Wellbeing: Did I Say Pizza? I Meant Lava Lamp.
Static, one dimensional, evenly distributed wedges — crammed into a flawlessly circular vessel — don't resonate with our experience of wellness
Wellness (or wellbeing, if you will) is usually illustrated as a perfect circle divided into uniform wedges. Gallup's 5 wedges, for example, represent Social, Financial, Physical, Community, and Career Purpose wellbeing. National Wellness Institute has its Occupational, Physical, Social, Intellectual, Spiritual, and Emotional dimensions.
There's no end to how circles can be sliced up into the elements of wellness, whether there are 6, 7, 8 wedges, or — even as some models have it — 12 wedges of an inner circle surrounded by 8 pastel sections that join to form 2 concentric circles. (Stop this ride, I'm getting dizzy!)
These wellness merry-go-rounds are mostly the product of an American spin on wellness. Elsewhere, especially Europe, the focus is on what wellness is — something related to happiness and life satisfaction. You know... wellbeing! In the US we obsess over the components of wellness — no time to fret about what they add up to — as you may recall from my post "Wellbeing and Pizza: In Search of the Secret Sauce."

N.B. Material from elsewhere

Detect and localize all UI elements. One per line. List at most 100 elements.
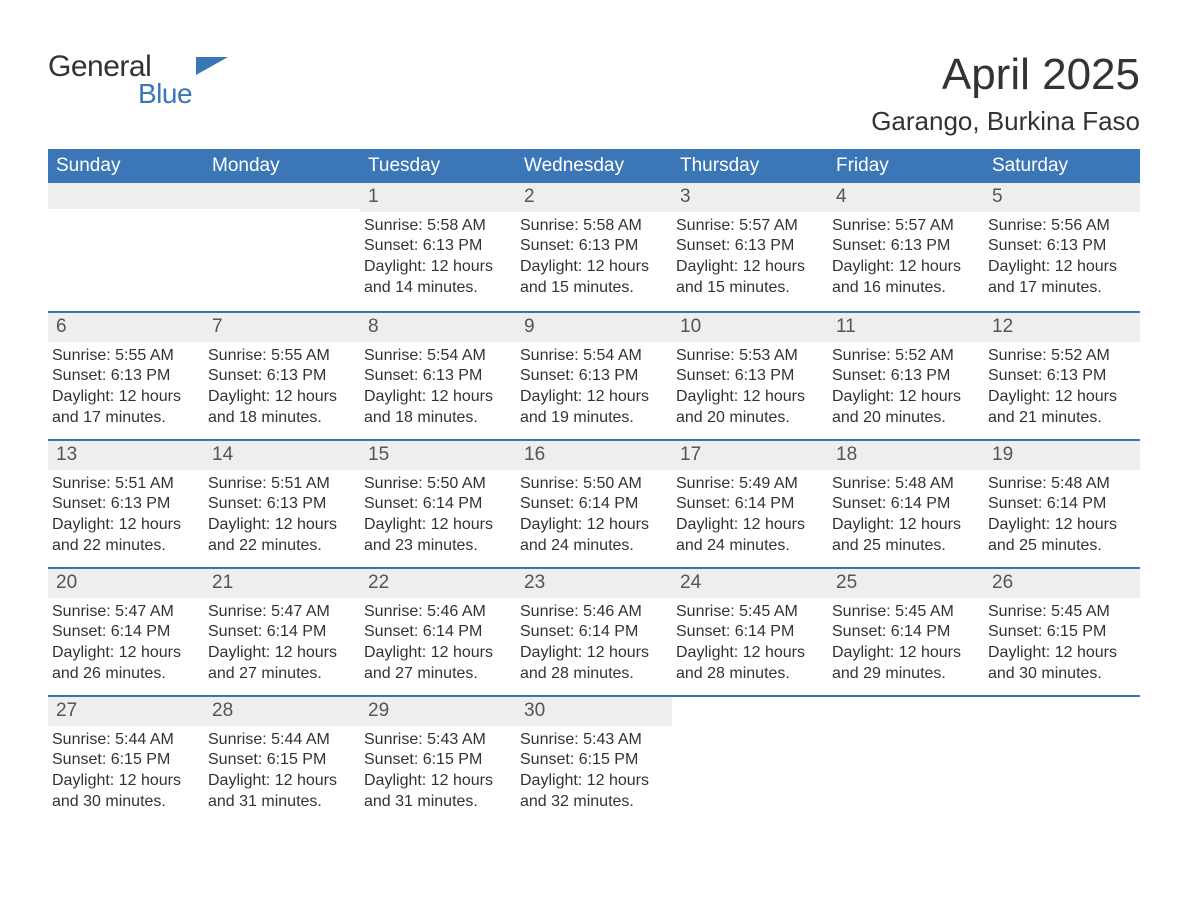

These tidy geometrics are a swell way to say that wellbeing goes beyond physical health. But a handful of static, one dimensional, and evenly distributed wedges — crammed into a flawlessly circular vessel — don't resonate with my experience of wellness. And I wonder if they're an ideal way to describe what other people's wellbeing — ultimately their lives — are or can be.
Meet My Globules
My wellness is more like a lava lamp: An ever-changing bunch of free-floating globules of different shapes and sizes. I've got fitness globules, mental health globules, spiritual globules. Some rise to the surface for as others submerge. They're fluid. They expand and they contract.
Some globules, like my health globule and my financial globule, merge for a while. My emotional globule occasionally smothers my intellectual globule; other times, it's the other way around. Look: My creativity globule and logic globule are going at each other right now!
But even the lava lamp analogy eventually runs dry. Ultimately, I want my globules to be set free, to be unbound by time and space, and to interconnect with others' globules — those of people who love me and those of people who don't. Any model of real wellbeing has to show our globules interacting and interconnecting. You heard me right: We must have global globules.
The change starts within. To paraphrase an ancient sage: Be a lava lamp unto thyself.